Eugene memutar bola matanya malas. Dia juga tahu. Mereka tidak akan repot-repot mengunjunginya di kuil suci kalau tidak ada perlu apa-apa. Berarti satu-satunya alasan yang mungkin adalah karena orang itu.
"Agatha. Aku yakin mereka ingin menyelidiki kondisi gadis itu. Jadi saat mereka melakukan itu, tolong lindungi dia. Agatha yang sekarang lebih ingin mati daripada tetap hidup di dunia."
Eugene menghela napas panjang. Pikirannya kembali melayang ke Agatha. Gadis malang dengan sorot mata kosong yang mengganggu pikirannya dari tadi. Meski gadis itu berhasil menyembunyikannya, Eugene paham sorot mata itu tidak akan berbohong. Agatha telah kehilangan seluruh harapannya kepada dunia.
Brakk
"Tuan Eugene, Lady Agatha..."
Seorang pendeta magang mengatur napasnya yang tersengal. Dia berlari secepat mungkin untuk mencari Eugene.

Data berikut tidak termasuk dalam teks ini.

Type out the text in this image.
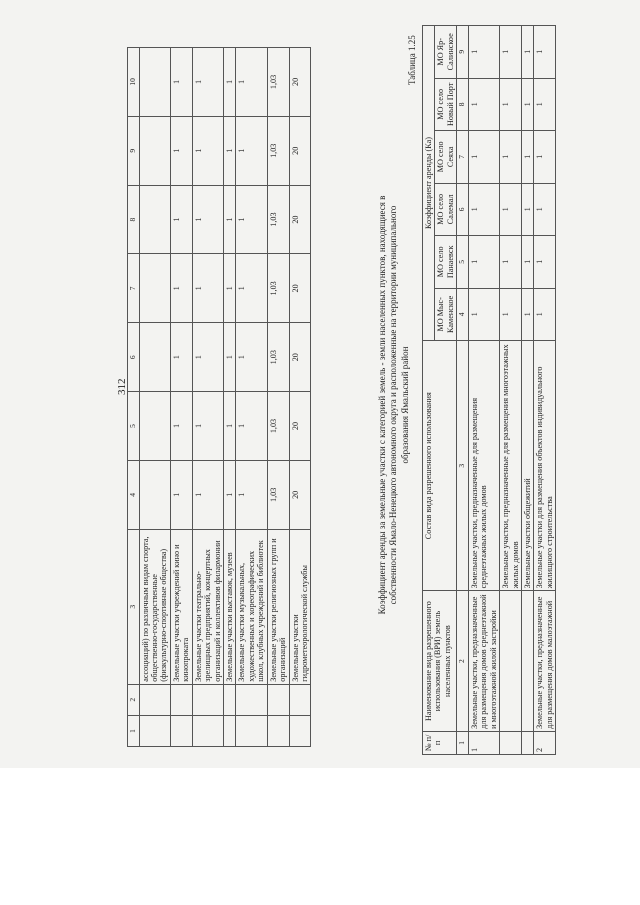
312
1	2	3	4	5	6	7	8	9	10
		ассоциаций) по различным видам спорта, общественно-государственные (физкультурно-спортивные общества)							
		Земельные участки учреждений кино и кинопроката	1	1	1	1	1	1	1
		Земельные участки театрально-зрелищных предприятий, концертных организаций и коллективов филармонии	1	1	1	1	1	1	1
		Земельные участки выставок, музеев	1	1	1	1	1	1	1
		Земельные участки музыкальных, художественных и хореографических школ, клубных учреждений и библиотек	1	1	1	1	1	1	1
		Земельные участки религиозных групп и организаций	1,03	1,03	1,03	1,03	1,03	1,03	1,03
		Земельные участки гидрометеорологической службы	20	20	20	20	20	20	20
Коэффициент аренды за земельные участки с категорией земель - земли населенных пунктов, находящиеся в собственности Ямало-Ненецкого автономного округа и расположенные на территории муниципального образования Ямальский район
Таблица 1.25
№ п/п	Наименование вида разрешенного использования (ВРИ) земель населенных пунктов	Состав вида разрешенного использования	Коэффициент аренды (Ка)					
			МО Мыс-Каменское	МО село Панаевск	МО село Салемал	МО село Сеяха	МО село Новый Порт	МО Яр-Салинское
1	2	3	4	5	6	7	8	9
1	Земельные участки, предназначенные для размещения домов среднеэтажной и многоэтажной жилой застройки	Земельные участки, предназначенные для размещения среднеэтажных жилых домов	1	1	1	1	1	1
		Земельные участки, предназначенные для размещения многоэтажных жилых домов	1	1	1	1	1	1
		Земельные участки общежитий	1	1	1	1	1	1
2	Земельные участки, предназначенные для размещения домов малоэтажной	Земельные участки для размещения объектов индивидуального жилищного строительства	1	1	1	1	1	1
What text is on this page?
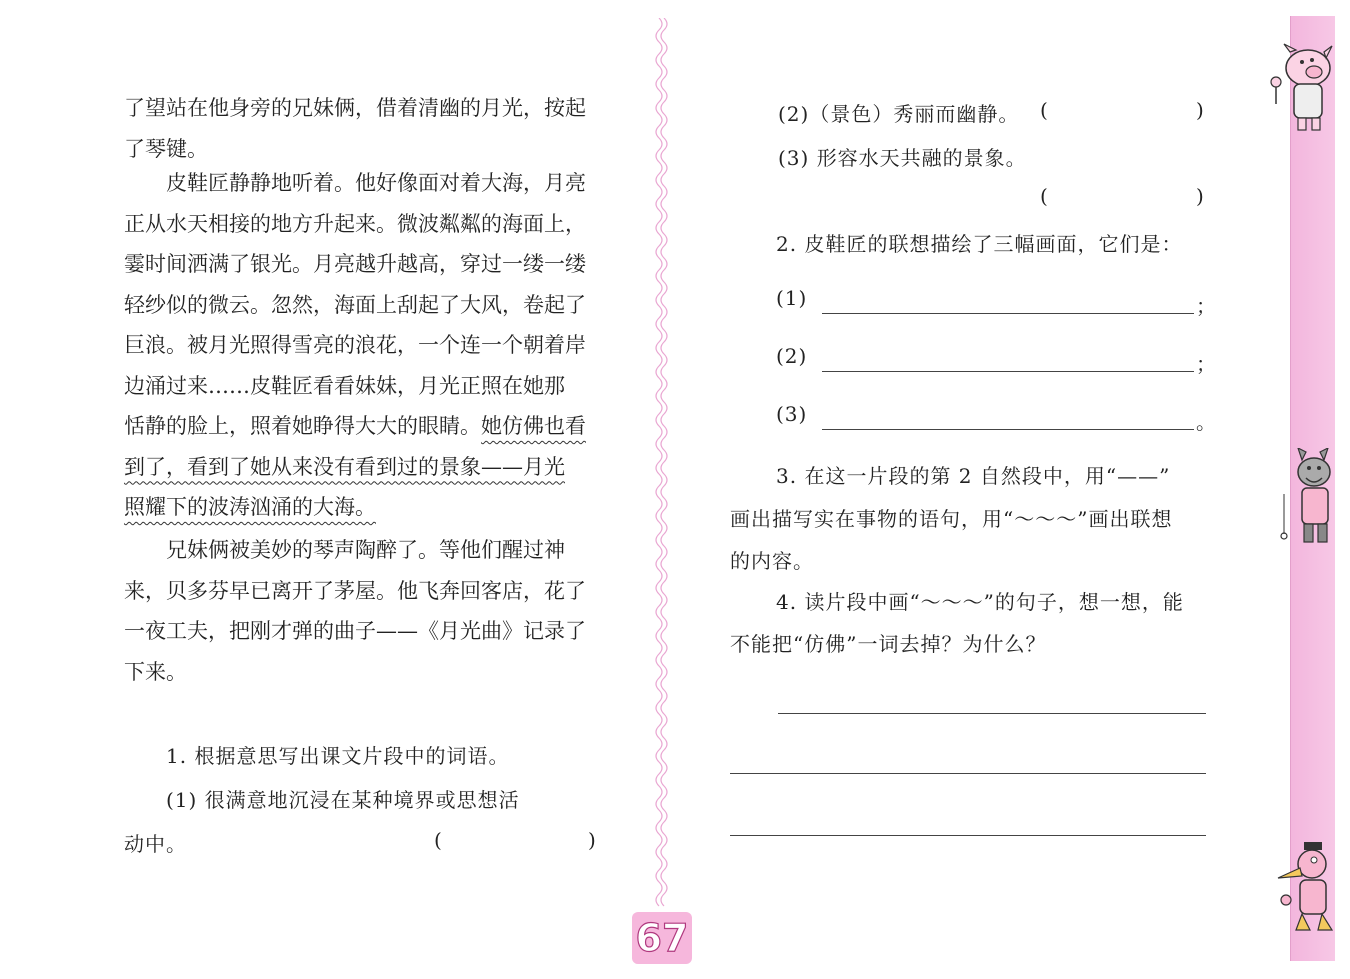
了望站在他身旁的兄妹俩，借着清幽的月光，按起
了琴键。
皮鞋匠静静地听着。他好像面对着大海，月亮
正从水天相接的地方升起来。微波粼粼的海面上，
霎时间洒满了银光。月亮越升越高，穿过一缕一缕
轻纱似的微云。忽然，海面上刮起了大风，卷起了
巨浪。被月光照得雪亮的浪花，一个连一个朝着岸
边涌过来……皮鞋匠看看妹妹，月光正照在她那
恬静的脸上，照着她睁得大大的眼睛。她仿佛也看
到了，看到了她从来没有看到过的景象——月光
照耀下的波涛汹涌的大海。
兄妹俩被美妙的琴声陶醉了。等他们醒过神
来，贝多芬早已离开了茅屋。他飞奔回客店，花了
一夜工夫，把刚才弹的曲子——《月光曲》记录了
下来。
1. 根据意思写出课文片段中的词语。
(1) 很满意地沉浸在某种境界或思想活
动中。	(	)
(2)（景色）秀丽而幽静。 (	)
(3) 形容水天共融的景象。
(	)
2. 皮鞋匠的联想描绘了三幅画面，它们是：
(1)	；
(2)	；
(3)	。
3. 在这一片段的第 2 自然段中，用“——”
画出描写实在事物的语句，用“～～～”画出联想
的内容。
4. 读片段中画“～～～”的句子，想一想，能
不能把“仿佛”一词去掉？为什么？
67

"Apa yang terjadi pada gadis itu?" Eugene dan Leander bangkit dari duduk.
"Dia kehilangan kesadarannya lagi." Eugene segera berlari setelah mendapatkan lokasi gadis itu saat ini. Jantungnya berdebar kencang. Dia sendiri tidak mengerti mengapa dia panik mendengar kondisi gadis
itu.
Di aula kuil suci, banyak orang sedang berkerumun mengelilingi seorang gadis yang tengah tidak sadarkan diri. Para pendeta mencoba menyalurkan kekuatan suci mereka untuk menyembuhkan gadis itu namun hasilnya nihil. Kondisi gadis itu tidak membaik sama sekali.
"Biarkan aku melihatnya!" Eugene segera menerobos kerumunan dan menemukan seorang gadis tengah tidak sadarkan diri. Itu Aluna. Eugene berjongkok lalu memeriksa keadaan gadis itu.
Kekuatan suci milik gadis itu berantakan bahkan mulai melukai tubuhnya sendiri. Bagaimana bisa seperti ini? Ini pertama kali Eugene melihat kekuatan suci yang bisa melukai pemiliknya.
"Siapa? Siapa yang membuatnya jadi seperti ini?" Eugene menatap semua orang yang yang berkerumun di sekitar mereka. Tatapannya tidak selembut biasanya.
Napas Aluna sangat lemah namun sudah lebih baik dari tadi. Wajahnya sudah mulai memerah. Bahkan jika kondisi gadis di pelukannya ini sudah lebih stabil, Eugene merasa Aluna bisa menghilang kapan saja.